Where matrices are used

The most obvious example of the use of matrices in mathematics (and in everyday life) is the multiplication table. It is nothing more than the product of vector matrices with elements from 1 to 9. This principle is inherent in the operation of all computing devices that work with flat and three-dimensional figures.

The matrix of a liquid crystal monitor is such in the literal sense, and each element in it is a pixel with a numerical value, on which its hue and brightness depend.
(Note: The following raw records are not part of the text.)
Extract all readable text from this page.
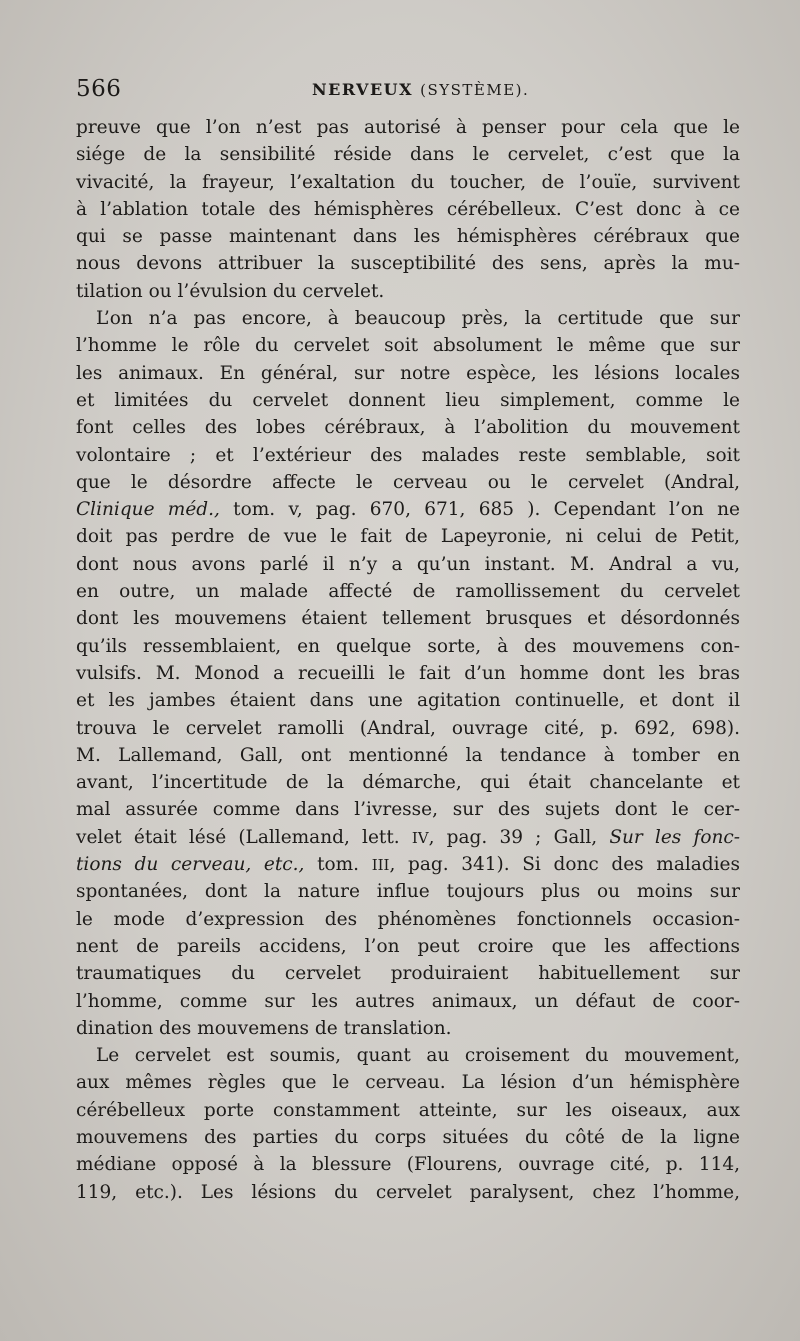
566	NERVEUX (SYSTÈME).
preuve que l’on n’est pas autorisé à penser pour cela que le
siége de la sensibilité réside dans le cervelet, c’est que la
vivacité, la frayeur, l’exaltation du toucher, de l’ouïe, survivent
à l’ablation totale des hémisphères cérébelleux. C’est donc à ce
qui se passe maintenant dans les hémisphères cérébraux que
nous devons attribuer la susceptibilité des sens, après la mu-
tilation ou l’évulsion du cervelet.
L’on n’a pas encore, à beaucoup près, la certitude que sur
l’homme le rôle du cervelet soit absolument le même que sur
les animaux. En général, sur notre espèce, les lésions locales
et limitées du cervelet donnent lieu simplement, comme le
font celles des lobes cérébraux, à l’abolition du mouvement
volontaire ; et l’extérieur des malades reste semblable, soit
que le désordre affecte le cerveau ou le cervelet (Andral,
Clinique méd., tom. v, pag. 670, 671, 685 ). Cependant l’on ne
doit pas perdre de vue le fait de Lapeyronie, ni celui de Petit,
dont nous avons parlé il n’y a qu’un instant. M. Andral a vu,
en outre, un malade affecté de ramollissement du cervelet
dont les mouvemens étaient tellement brusques et désordonnés
qu’ils ressemblaient, en quelque sorte, à des mouvemens con-
vulsifs. M. Monod a recueilli le fait d’un homme dont les bras
et les jambes étaient dans une agitation continuelle, et dont il
trouva le cervelet ramolli (Andral, ouvrage cité, p. 692, 698).
M. Lallemand, Gall, ont mentionné la tendance à tomber en
avant, l’incertitude de la démarche, qui était chancelante et
mal assurée comme dans l’ivresse, sur des sujets dont le cer-
velet était lésé (Lallemand, lett. IV, pag. 39 ; Gall, Sur les fonc-
tions du cerveau, etc., tom. III, pag. 341). Si donc des maladies
spontanées, dont la nature influe toujours plus ou moins sur
le mode d’expression des phénomènes fonctionnels occasion-
nent de pareils accidens, l’on peut croire que les affections
traumatiques du cervelet produiraient habituellement sur
l’homme, comme sur les autres animaux, un défaut de coor-
dination des mouvemens de translation.
Le cervelet est soumis, quant au croisement du mouvement,
aux mêmes règles que le cerveau. La lésion d’un hémisphère
cérébelleux porte constamment atteinte, sur les oiseaux, aux
mouvemens des parties du corps situées du côté de la ligne
médiane opposé à la blessure (Flourens, ouvrage cité, p. 114,
119, etc.). Les lésions du cervelet paralysent, chez l’homme,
Matrices are also widely used:

  • In physics, as a means of recording data and their transformations.
  • In programming, to describe and organize data arrays.
  • In psychology, for writing tests on the compatibility of psychological objects.

Today, matrix tables are used even in economics and marketing, as well as in chemistry and biology. To perform operations with high-order matrices, a lot of computing power is needed. In mind or on paper, it is too difficult and time-consuming to carry out such calculations, so convenient and easy-to-use online calculators have been developed.

They will allow you to carry out all the basic operations online: multiplication, finding determinants, transposing, raising to a power, finding ranks, finding inverse matrices, etc. Just enter the values in the empty fields of the table, press the desired button and the calculation will be carried out in fractions seconds.